Documentation — Kalam Voice Dictation

Quick Start

Get from zero to dictating in under a minute. Kalam runs on Windows, macOS, and Linux.

Download & install

Grab the installer for your OS from the download page. No account or sign-up required.

Grant permissions

Kalam needs microphone access to hear you and accessibility / input permissions to type into other apps. The onboarding wizard walks you through each one.

Hold, speak, release

Press and hold your dictation hotkey (default: Ctrl + Win on Windows, Ctrl + Super on Linux/macOS), speak naturally, then release. Your words appear wherever your cursor is — any app, any text field.

Screenshot: Onboarding wizard The first-run setup showing permission grants and STT mode selection.

Kalam's onboarding walks you through permissions and engine setup

Tip: Kalam defaults to Cloud mode with Groq for fast transcription — just add your API key in Settings → Audio & Dictation. For fully offline use, switch to Local mode and download a Whisper model. No internet required after that.

Installation

Platform-specific guides for installing Kalam. All installers are available on the download page.

Windows 10+

Download the .exe (NSIS) installer from the download page. Run the installer and follow the prompts.

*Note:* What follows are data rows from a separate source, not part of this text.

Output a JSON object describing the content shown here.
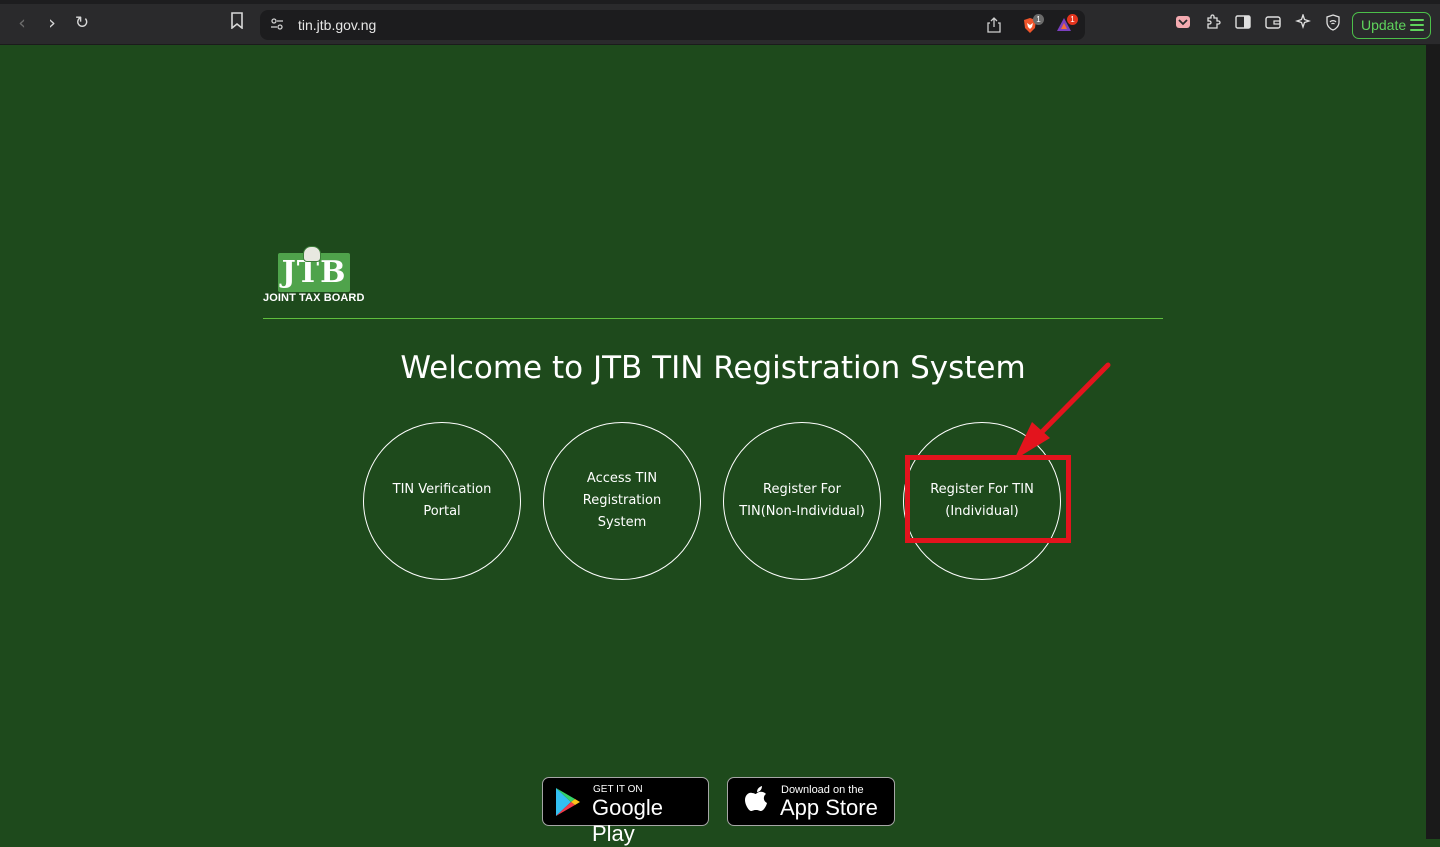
{
  "browser": {
    "url": "tin.jtb.gov.ng",
    "update_label": "Update",
    "brave_badge": "1",
    "rewards_badge": "1"
  },
  "page": {
    "logo_text": "JTB",
    "logo_caption": "JOINT TAX BOARD",
    "heading": "Welcome to JTB TIN Registration System",
    "options": [
      {
        "label": "TIN Verification\nPortal"
      },
      {
        "label": "Access TIN\nRegistration System"
      },
      {
        "label": "Register For\nTIN(Non-Individual)"
      },
      {
        "label": "Register For TIN\n(Individual)"
      }
    ],
    "google_play": {
      "small": "GET IT ON",
      "big": "Google Play"
    },
    "app_store": {
      "small": "Download on the",
      "big": "App Store"
    }
  },
  "colors": {
    "page_bg": "#1e4a1c",
    "logo_green": "#4fa34b",
    "highlight_red": "#e3141d",
    "divider_green": "#5fbf3d"
  }
}
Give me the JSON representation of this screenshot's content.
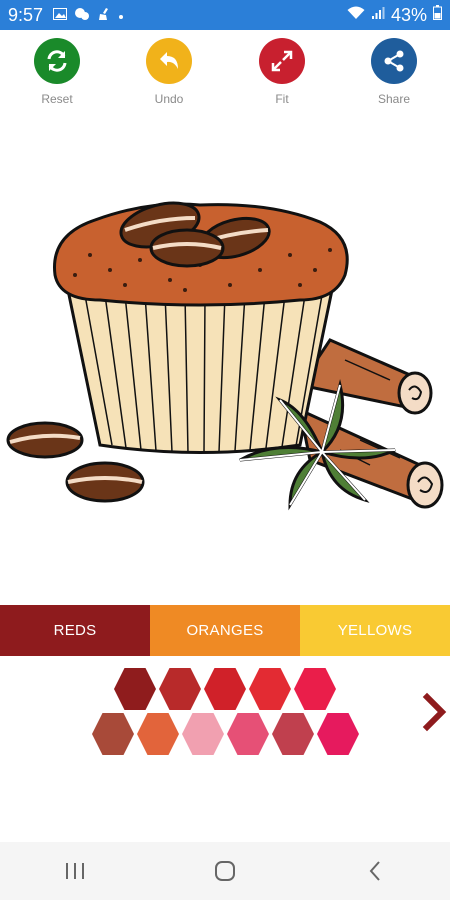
{
  "status": {
    "time": "9:57",
    "battery": "43%",
    "icons": [
      "image-icon",
      "chat-icon",
      "cleaner-icon",
      "dot-icon",
      "wifi-icon",
      "signal-icon",
      "battery-icon"
    ]
  },
  "toolbar": {
    "reset_label": "Reset",
    "undo_label": "Undo",
    "fit_label": "Fit",
    "share_label": "Share",
    "colors": {
      "reset": "#1a8a2a",
      "undo": "#f1b21a",
      "fit": "#c8202f",
      "share": "#1f5d9c"
    }
  },
  "tabs": [
    {
      "label": "REDS",
      "color": "#8e1b1d"
    },
    {
      "label": "ORANGES",
      "color": "#ef8a24"
    },
    {
      "label": "YELLOWS",
      "color": "#f9ca33"
    }
  ],
  "palette": {
    "row1": [
      "#8f1c1d",
      "#b82a2a",
      "#d02129",
      "#e32b33",
      "#ea1e4a"
    ],
    "row2": [
      "#a84a39",
      "#e2643b",
      "#f1a0b0",
      "#e65076",
      "#c0404e",
      "#e61a5e"
    ]
  },
  "nav": {
    "icons": [
      "recents-icon",
      "home-icon",
      "back-icon"
    ]
  }
}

Windows SmartScreen: Because Kalam is a new open-source app, Windows may show a "Windows protected your PC" warning. Click More info → Run anyway to proceed.

Screenshot: Windows SmartScreen prompt The "More info → Run anyway" dialog that appears on first install.

Permissions needed

Microphone — Windows Settings → Privacy → Microphone. Ensure "Allow apps to access your microphone" is on.
Accessibility — No extra setup on Windows. Kalam uses standard input APIs.

macOS 11+

Download the .pkg or .dmg file. For .pkg, double-click to install. For .dmg, drag Kalam to Applications.

Gatekeeper: If macOS blocks the app, go to System Settings → Privacy & Security and click Open Anyway next to the Kalam message.

Permissions needed

Microphone — System Settings → Privacy & Security → Microphone. Toggle Kalam on.
Accessibility — System Settings → Privacy & Security → Accessibility. Add Kalam to the list.
Input Monitoring — System Settings → Privacy & Security → Input Monitoring. This allows Kalam to detect your global hotkey.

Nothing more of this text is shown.